= Avon Williams =

American politician (1921–1994)

Avon N. Williams, Jr. (December 22, 1921 – August 29, 1994) was a Tennessee State Senator from 1972 to 1992.

==Biography==
Avon Nyanza Williams, Jr. was born in Knoxville, Tennessee. He was a 1940 graduate of Johnson C. Smith University, an historically black university located in Charlotte, North Carolina. He subsequently studied law at the Boston University School of Law and was admitted to the Tennessee and Massachusetts bars in 1948. He practiced law in Knoxville from 1949 to 1953, then he moved to Nashville. In 1956, he married Joan Bontemps, the daughter of Fisk University Librarian and author, Arna Bontemps The couple had two children, Avon Williams III and Wendy Janette Williams.

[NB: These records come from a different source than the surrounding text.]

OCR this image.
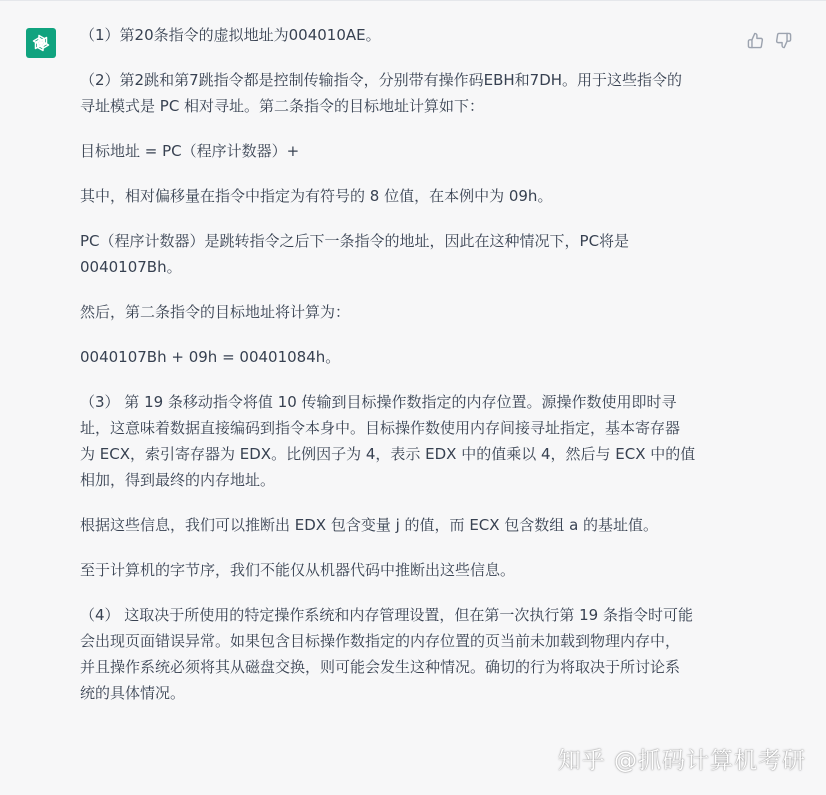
（1）第20条指令的虚拟地址为004010AE。

（2）第2跳和第7跳指令都是控制传输指令，分别带有操作码EBH和7DH。用于这些指令的
寻址模式是 PC 相对寻址。第二条指令的目标地址计算如下：

目标地址 = PC（程序计数器）+

其中，相对偏移量在指令中指定为有符号的 8 位值，在本例中为 09h。

PC（程序计数器）是跳转指令之后下一条指令的地址，因此在这种情况下，PC将是
0040107Bh。

然后，第二条指令的目标地址将计算为：

0040107Bh + 09h = 00401084h。

（3） 第 19 条移动指令将值 10 传输到目标操作数指定的内存位置。源操作数使用即时寻
址，这意味着数据直接编码到指令本身中。目标操作数使用内存间接寻址指定，基本寄存器
为 ECX，索引寄存器为 EDX。比例因子为 4，表示 EDX 中的值乘以 4，然后与 ECX 中的值
相加，得到最终的内存地址。

根据这些信息，我们可以推断出 EDX 包含变量 j 的值，而 ECX 包含数组 a 的基址值。

至于计算机的字节序，我们不能仅从机器代码中推断出这些信息。

（4） 这取决于所使用的特定操作系统和内存管理设置，但在第一次执行第 19 条指令时可能
会出现页面错误异常。如果包含目标操作数指定的内存位置的页当前未加载到物理内存中，
并且操作系统必须将其从磁盘交换，则可能会发生这种情况。确切的行为将取决于所讨论系
统的具体情况。

知乎 @抓码计算机考研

Williams' first cousin, Thurgood Marshall, was the chief lawyer for the Legal Defense and Educational Fund of the NAACP. In Nashville, Williams was an active member of the NAACP, long serving on its executive board, and active as a civil rights attorney and a key figure in the Nashville-area Civil Rights Movement. Through these efforts he met Z. Alexander Looby, a fellow African American lawyer focused on civil rights. He joined Looby's practice and together they helped defend African Americans participating in the movement.

Additionally, he was an active alumnus of the Omega Psi Phi fraternity and served as a Reserve lieutenant colonel in the United States Army Judge Advocate General's Corps. He also was an instructor in "dental jurisprudence" in the dental department of Nashville's Meharry Medical College, one of the few historically black medical schools. Williams was extremely active in school desegregation, long serving as a plaintiff's counsel in Nashville's long-running (40 year plus) school desegregation lawsuit which resulted in forced busing, making him extremely unpopular with elements of Nashville's white community and even the subject of death threats by white supremacists.

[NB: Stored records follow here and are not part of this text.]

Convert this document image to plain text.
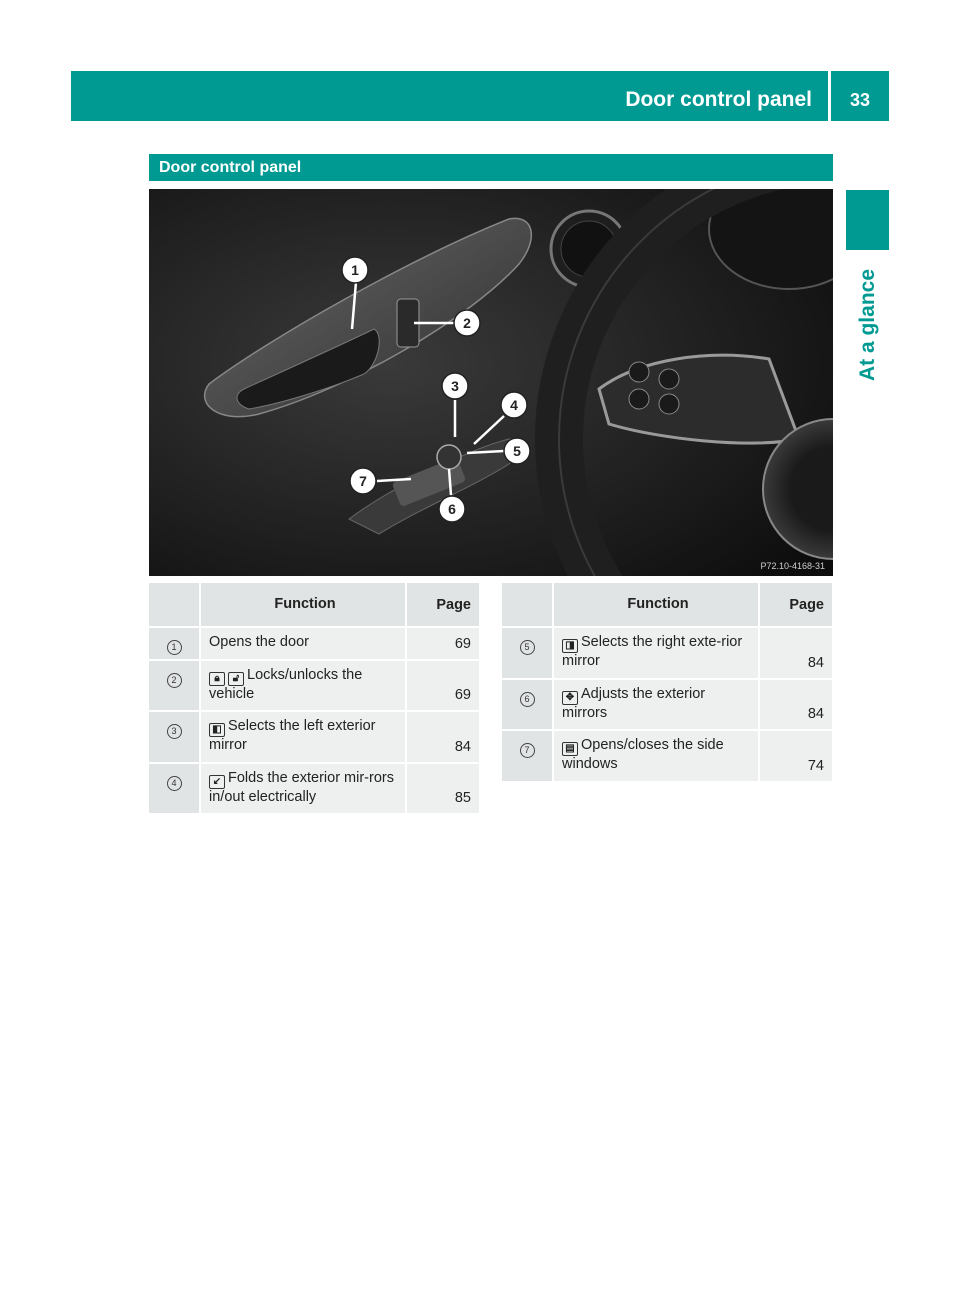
Door control panel	33
At a glance
Door control panel
1
2
3
4
5
6
7
P72.10-4168-31
	Function	Page
1	Opens the door	69
2	🔒︎ 🔓︎ Locks/unlocks the vehicle	69
3	◧ Selects the left exterior mirror	84
4	↙ Folds the exterior mir-rors in/out electrically	85
	Function	Page
5	◨ Selects the right exte-rior mirror	84
6	✥ Adjusts the exterior mirrors	84
7	▤ Opens/closes the side windows	74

In 1955, Williams and Looby filed suit against the Nashville school system. Kelley v. Board of Education of Nashville followed the Brown v. Board of Education ruling and pushed for school desegregation. The case highlighted the busing controversy and lasted for thirty years.

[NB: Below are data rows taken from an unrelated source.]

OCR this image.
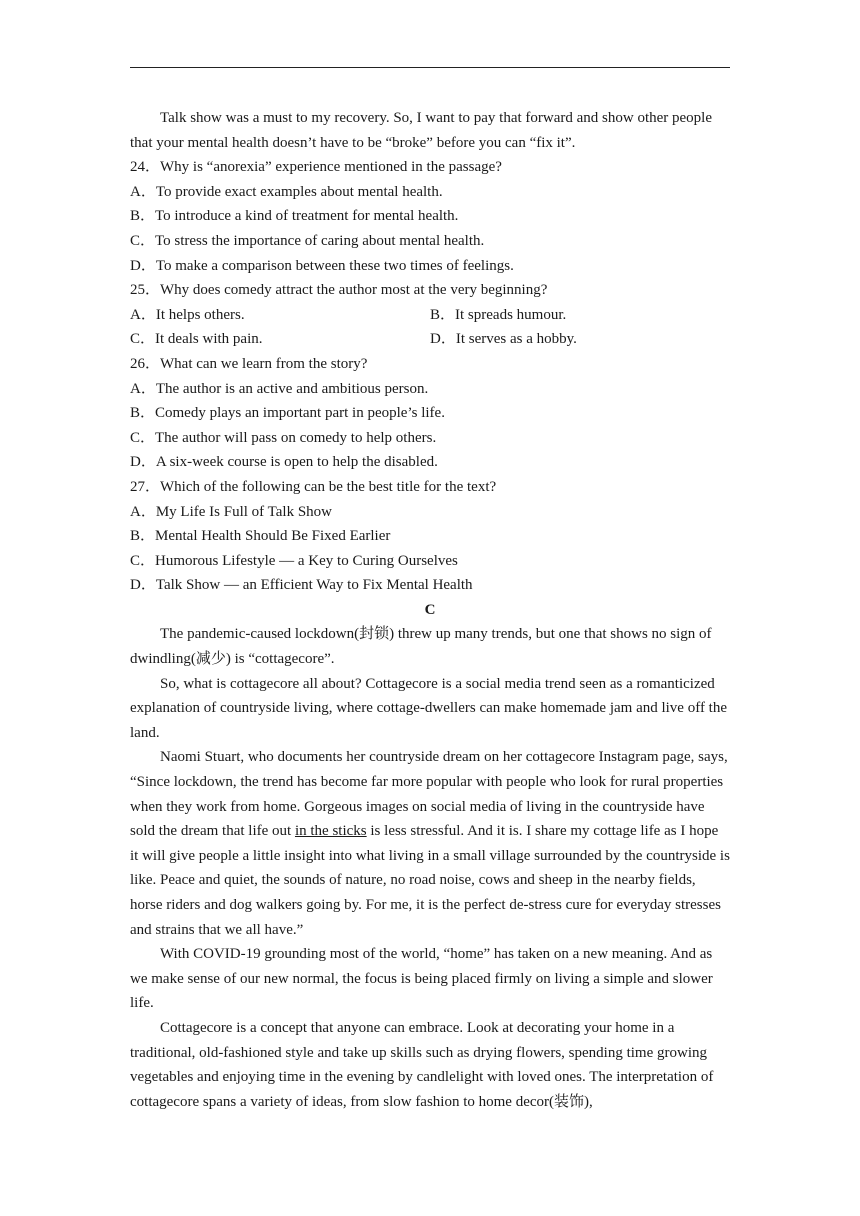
Talk show was a must to my recovery. So, I want to pay that forward and show other people that your mental health doesn’t have to be “broke” before you can “fix it”.

24．Why is “anorexia” experience mentioned in the passage?

A．To provide exact examples about mental health.

B．To introduce a kind of treatment for mental health.

C．To stress the importance of caring about mental health.

D．To make a comparison between these two times of feelings.

25．Why does comedy attract the author most at the very beginning?

A．It helps others.	B．It spreads humour.
C．It deals with pain.	D．It serves as a hobby.

26．What can we learn from the story?

A．The author is an active and ambitious person.

B．Comedy plays an important part in people’s life.

C．The author will pass on comedy to help others.

D．A six-week course is open to help the disabled.

27．Which of the following can be the best title for the text?

A．My Life Is Full of Talk Show

B．Mental Health Should Be Fixed Earlier

C．Humorous Lifestyle — a Key to Curing Ourselves

D．Talk Show — an Efficient Way to Fix Mental Health

C

The pandemic-caused lockdown(封锁) threw up many trends, but one that shows no sign of dwindling(减少) is “cottagecore”.

So, what is cottagecore all about? Cottagecore is a social media trend seen as a romanticized explanation of countryside living, where cottage-dwellers can make homemade jam and live off the land.

Naomi Stuart, who documents her countryside dream on her cottagecore Instagram page, says, “Since lockdown, the trend has become far more popular with people who look for rural properties when they work from home. Gorgeous images on social media of living in the countryside have sold the dream that life out in the sticks is less stressful. And it is. I share my cottage life as I hope it will give people a little insight into what living in a small village surrounded by the countryside is like. Peace and quiet, the sounds of nature, no road noise, cows and sheep in the nearby fields, horse riders and dog walkers going by. For me, it is the perfect de-stress cure for everyday stresses and strains that we all have.”

With COVID-19 grounding most of the world, “home” has taken on a new meaning. And as we make sense of our new normal, the focus is being placed firmly on living a simple and slower life.

Cottagecore is a concept that anyone can embrace. Look at decorating your home in a traditional, old-fashioned style and take up skills such as drying flowers, spending time growing vegetables and enjoying time in the evening by candlelight with loved ones. The interpretation of cottagecore spans a variety of ideas, from slow fashion to home decor(装饰),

In 1960, Williams other civil rights lawyers represented the students arrested for the Nashville sit-ins, an event he discussed in relation to other civil rights issues in a 1964 interview with Robert Penn Warren for the book Who Speaks for the Negro?

In 1967 Williams represented the I-40 Steering Committee in their legal battle to stop Interstate 40 from dissecting North Nashville (Jefferson Street). The lawsuit was filed against Governor Ellington, Commissioner Speight, and Mayor Briley of Nashville.

In 1969 Williams was elected as a Democrat to the Tennessee State Senate from a newly configured district centering on the historically black section of North Nashville. He was the first African American senator elected in the state of Tennessee. From this base, he became highly influential in the Nashville black community. He acted in pursuit of the liberal Democratic agenda of the era in general and the civil rights agenda in particular. As a high-profile African American legislator, both criticism and praise were common.

In the 1970s Williams won a significant legal victory that allowed the merging of the University of Tennessee-Nashville with the historically black Tennessee State University (TSU). This expedited the process of integration in the state's system of higher education.

In the late 1980s Williams began to be debilitated by the progressive effects of ALS ("Lou Gehrig's disease") and began to require the services of a chauffeur/attendant. Speculation was rife that he would not seek another Senate term in 1988; however he did so and was easily re-elected. However, this was to prove to be his final term, as he came to realize that he was no longer capable of the physical rigors that Senate service occasionally entailed and did not seek another term in 1992. He died shortly thereafter, in 1994. In honor of his unfailing devotion to the Civil Rights cause, the downtown campus of Tennessee State University (formerly the University of Tennessee at Nashville) has been named for him.

Williams' son Avon N. Williams III, was an attorney like his father, but unlike him a Republican. Avon Williams III died suddenly on July 9, 2005.